Bleah.
It turned out that mere hpt370 read/write test hadn't caused it. My
colleague had launched "ping -f" on background which had immediately
triggered the oops. (When I found the oops on the screen, I initially tought
he had just left the hpt370 read/write test running and left.)
We booted and tried to reproduce it. ping -f didn't immediately trigger it,
but after a while it happened. We got a number of oopses one of which was
similar to the first one and one of which showed process table corruption
(the name of the process in the oops was a random ascii pattern.)
We also got the oops with 2.2.20+patches, so this is not a pre2 thing.
Rather, the difference is that we now ran ping -f on background.
The bad news is that all the bios setting configurations we thought stable
(that had run the hpt370 read/write test without a hitch for days) now give
oopses and corruption pretty quickly when we run ping -f on background :(.
Also, ping -f shows "...EEE.EE.EEE.." which I gather means the packets get
corrupted somewhere.
I'm not too hopeful regarding finding a set of bios settings that would fix
this. It seems the "stable" configuration we found just hid the problem, but
when we push the board further, it appears again.

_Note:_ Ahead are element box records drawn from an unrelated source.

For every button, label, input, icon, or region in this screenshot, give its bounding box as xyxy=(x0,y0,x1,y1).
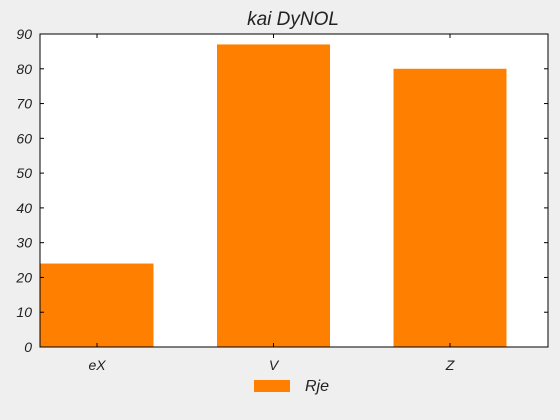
legend-label: Rje xyxy=(305,378,329,395)
y-tick-label: 40 xyxy=(16,200,32,216)
y-tick-label: 0 xyxy=(24,339,32,355)
legend-swatch xyxy=(254,380,290,392)
y-tick-label: 60 xyxy=(16,130,32,146)
legend: Rje xyxy=(254,378,329,395)
y-tick-label: 20 xyxy=(15,269,32,285)
y-tick-label: 30 xyxy=(16,235,32,251)
ticks-group: eX V Z 0 10 20 30 40 50 60 70 80 90 xyxy=(15,26,548,373)
bar-V xyxy=(217,44,330,347)
chart-title: kai DyNOL xyxy=(247,9,339,30)
y-tick-label: 90 xyxy=(16,26,32,42)
y-tick-label: 70 xyxy=(16,96,32,112)
bar-Z xyxy=(393,68,507,348)
y-tick-label: 10 xyxy=(16,304,32,320)
y-tick-label: 50 xyxy=(16,165,32,181)
x-tick-label: Z xyxy=(445,357,455,373)
bars-group xyxy=(40,44,507,348)
x-tick-label: V xyxy=(269,357,280,373)
y-tick-label: 80 xyxy=(16,61,32,77)
x-tick-label: eX xyxy=(88,357,106,373)
plot-frame xyxy=(39,33,549,348)
bar-eX xyxy=(40,263,154,347)
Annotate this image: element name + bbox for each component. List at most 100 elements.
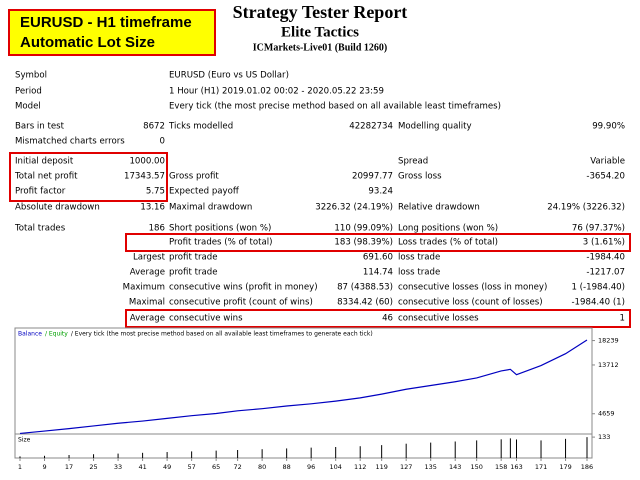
- badge-line: Automatic Lot Size: [20, 34, 155, 51]
- report-label3: consecutive losses (loss in money): [398, 283, 547, 293]
- balance-chart-frame: [14, 327, 593, 435]
- report-label3: Spread: [398, 157, 428, 167]
- report-value2: 110 (99.09%): [334, 224, 393, 234]
- highlight-box: [125, 233, 631, 252]
- x-tick-label: 171: [535, 463, 547, 471]
- x-tick-label: 163: [510, 463, 522, 471]
- x-tick-label: 135: [424, 463, 436, 471]
- x-tick-label: 150: [470, 463, 482, 471]
- server: ICMarkets-Live01 (Build 1260): [253, 42, 387, 53]
- x-tick-label: 41: [138, 463, 146, 471]
- report-value3: -3654.20: [586, 172, 625, 182]
- report-label2: profit trade: [169, 268, 217, 278]
- report-value3: 99.90%: [592, 122, 625, 132]
- x-tick-label: 72: [233, 463, 241, 471]
- report-label: Period: [15, 87, 42, 97]
- report-label2: consecutive wins (profit in money): [169, 283, 318, 293]
- report-label3: consecutive losses: [398, 314, 479, 324]
- report-value3: Variable: [590, 157, 625, 167]
- report-label3: Gross loss: [398, 172, 442, 182]
- report-label2: Maximal drawdown: [169, 203, 252, 213]
- report-label2: Ticks modelled: [168, 122, 233, 132]
- report-label: Bars in test: [15, 122, 65, 132]
- legend-entry: / Equity: [45, 331, 68, 338]
- report-label3: Modelling quality: [398, 122, 472, 132]
- y-tick-label: 18239: [598, 337, 619, 345]
- y-tick-label: 13712: [598, 361, 619, 369]
- report-label: Total trades: [14, 224, 66, 234]
- x-tick-label: 49: [163, 463, 171, 471]
- report-value: 8672: [143, 122, 165, 132]
- report-value2: 114.74: [363, 268, 393, 278]
- x-tick-label: 127: [400, 463, 412, 471]
- report-value2: 93.24: [368, 187, 393, 197]
- report-label3: loss trade: [398, 253, 440, 263]
- report-value3: 24.19% (3226.32): [547, 203, 625, 213]
- report-label2: Gross profit: [169, 172, 219, 182]
- title: Strategy Tester Report: [233, 2, 408, 22]
- report-value3: 76 (97.37%): [572, 224, 625, 234]
- x-tick-label: 65: [212, 463, 220, 471]
- report-value2: 20997.77: [352, 172, 393, 182]
- report-text: Every tick (the most precise method base…: [169, 102, 501, 112]
- x-tick-label: 96: [307, 463, 315, 471]
- report-value2: 691.60: [363, 253, 393, 263]
- x-tick-label: 104: [329, 463, 341, 471]
- report-label: Total net profit: [14, 172, 78, 182]
- report-value2: 87 (4388.53): [337, 283, 393, 293]
- report-value2: 46: [382, 314, 393, 324]
- report-value: Maximal: [129, 298, 165, 308]
- report-label3: Loss trades (% of total): [398, 238, 498, 248]
- legend-entry: Balance: [18, 331, 42, 338]
- report-label: Initial deposit: [15, 157, 74, 167]
- report-value: Maximum: [123, 283, 165, 293]
- report-value: 0: [160, 137, 165, 147]
- x-tick-label: 1: [18, 463, 22, 471]
- x-tick-label: 17: [65, 463, 73, 471]
- report-label: Absolute drawdown: [15, 203, 100, 213]
- report-value3: 1 (-1984.40): [571, 283, 625, 293]
- report-value2: 42282734: [349, 122, 393, 132]
- balance-line: [19, 339, 588, 435]
- x-tick-label: 179: [559, 463, 571, 471]
- report-label: Symbol: [15, 71, 47, 81]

The two disks on HPT370 read on parallel give about 60MB/s. Add the 10MB/s
from 3c905 to that, and we are pretty close to the 75MB/s number that I've
seen referred somewhere(1) as the maximum Via KT133 can do.
My conclusion at this point is that Via KT133 / Abit KT7-RAID pci transfer
is positively FUBAR, and no sane person should touch the bugger with a ten
foot pole. I'd be happy to be proven wrong, though.